Vítima vive via-crúcis e falta de estrutura após estupro

07/06/2016  15:25
Capítulo 1

ANDRÉ MONTEIRO 
ANGELA BOLDRINI 
EDUARDO GERAQUE 
EMILIO SANT'ANNA 
FABRÍCIO LOBEL 
ROGÉRIO PAGNAN 
DE SÃO PAULO
A maior parte dos casos de violência sexual no país nunca chegará a ser investigada. A estimativa é que sejam mais de 500 mil por ano. O retrato dos cerca de 50 mil registros que chegam até a polícia assusta –como o estupro coletivo da adolescente de 16 anos em uma favela do Rio e dois casos semelhantes em um ano no Piauí. O que se segue às denúncias também.
Delegacias de Defesa da Mulher que funcionam apenas em "horário comercial", descaso e constrangimentos durante o atendimento e falta de estrutura para examinar as vítimas.

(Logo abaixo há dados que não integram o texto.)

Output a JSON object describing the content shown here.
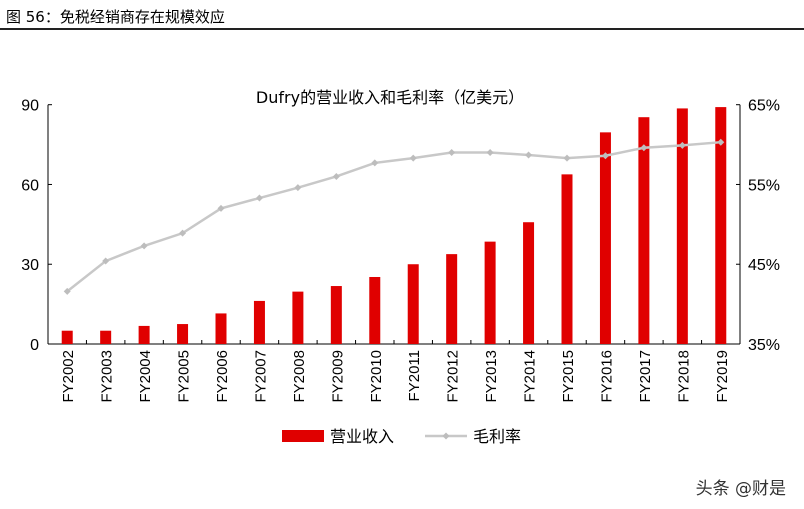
{
  "figure_title": "图 56：免税经销商存在规模效应",
  "watermark": "头条 @财是",
  "chart_data": {
    "type": "bar+line",
    "title": "Dufry的营业收入和毛利率（亿美元）",
    "categories": [
      "FY2002",
      "FY2003",
      "FY2004",
      "FY2005",
      "FY2006",
      "FY2007",
      "FY2008",
      "FY2009",
      "FY2010",
      "FY2011",
      "FY2012",
      "FY2013",
      "FY2014",
      "FY2015",
      "FY2016",
      "FY2017",
      "FY2018",
      "FY2019"
    ],
    "series": [
      {
        "name": "营业收入",
        "type": "bar",
        "axis": "left",
        "color": "#e00000",
        "values": [
          5.0,
          5.0,
          6.8,
          7.5,
          11.5,
          16.2,
          19.7,
          21.8,
          25.2,
          30.0,
          33.8,
          38.5,
          45.8,
          63.8,
          79.6,
          85.3,
          88.6,
          89.1
        ]
      },
      {
        "name": "毛利率",
        "type": "line",
        "axis": "right",
        "color": "#c8c8c8",
        "values": [
          41.6,
          45.4,
          47.3,
          48.9,
          52.0,
          53.3,
          54.6,
          56.0,
          57.7,
          58.3,
          59.0,
          59.0,
          58.7,
          58.3,
          58.6,
          59.6,
          59.9,
          60.3
        ]
      }
    ],
    "y_left": {
      "range": [
        0,
        90
      ],
      "ticks": [
        "0",
        "30",
        "60",
        "90"
      ]
    },
    "y_right": {
      "range": [
        35,
        65
      ],
      "ticks": [
        "35%",
        "45%",
        "55%",
        "65%"
      ]
    },
    "legend": "bottom",
    "grid": false
  }
}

Problemas que se acumulam, reforçam a descrença na Justiça e parecem realimentar um sistema que não fica sabendo, não investiga e não pune os agressores.
"Por que as mulheres tendem ao silêncio? Vergonha, medo, sentimento de culpa, descrédito na Justiça e medo de exposição, que chamamos de revitimização", diz a promotora Valéria Diez Scarance Fernandes, coordenadora do Núcleo de Gênero do Ministério Público de São Paulo.
Para ela, é o que ocorre agora com a adolescente vítima de estupro coletivo no Rio. O crime ocorreu em 21 de maio, no complexo de favelas São José Operário, zona oeste, mas só se tornou público três dias depois, quando um vídeo de 38 segundos foi publicado em redes sociais.
Nele, ao menos três homens estão em um quarto com a adolescente desacordada e um toca nas partes íntimas da garota dizendo que ela foi violentada por "mais de 30".
Oito dias depois, após surgirem uma série de críticas sobre a forma "machista" com que a vítima era tratada pela polícia, o delegado Alessandro Thiers, titular da DRCI (Delegacia de Repressão a Crimes de Informática), foi afastado das investigações. Antes havia sugerido que o exame na garota iria contradizer a versão do estupro.
Situações assim não são raras. Uma série de reclamações na Ouvidoria da Polícia Civil de São Paulo mostram isso. Entre elas constam ainda a dificuldade em se registrar um B.O., o descrédito dado às vítimas e a lentidão das investigações.
Os problemas não param por aí. Em São Paulo, nenhum dos dez distritos campeões de registros de estupro de 2015, possui Delegacia da Mulher.
Isso significa que a maioria das vítimas de regiões como Capão Redondo, Itaim Paulista (zona leste) e Jardim das Imbuias (zona sul) não foi atendida em unidades com estrutura especial para esses casos.
Estrutura que também falta durante a realização de exames, principalmente no interior do Estado. Segundo relatório do governo Alckmin (PSDB), há casos em que as mulheres são submetidas ao uso de equipamentos improvisados, como lanternas compradas de camelôs, para a coleta de provas ginecológicas.
O sofrimento dessas mulheres vai se estender durante as investigações. Segundo especialistas, a lógica mais usada nessa fase, que é a de procurar reconstituir um episódio, costuma mudar quando o crime é um estupro.
O que é feito, mostra estudo da socióloga Daniella Coulouris, é a reconstrução social dos indivíduos -o que tem peso decisivo na absolvição ou condenação dos acusados. Em uma de suas pesquisas, a especialista analisou 83 processos. Em apenas dezenove, houve condenação aos agressores.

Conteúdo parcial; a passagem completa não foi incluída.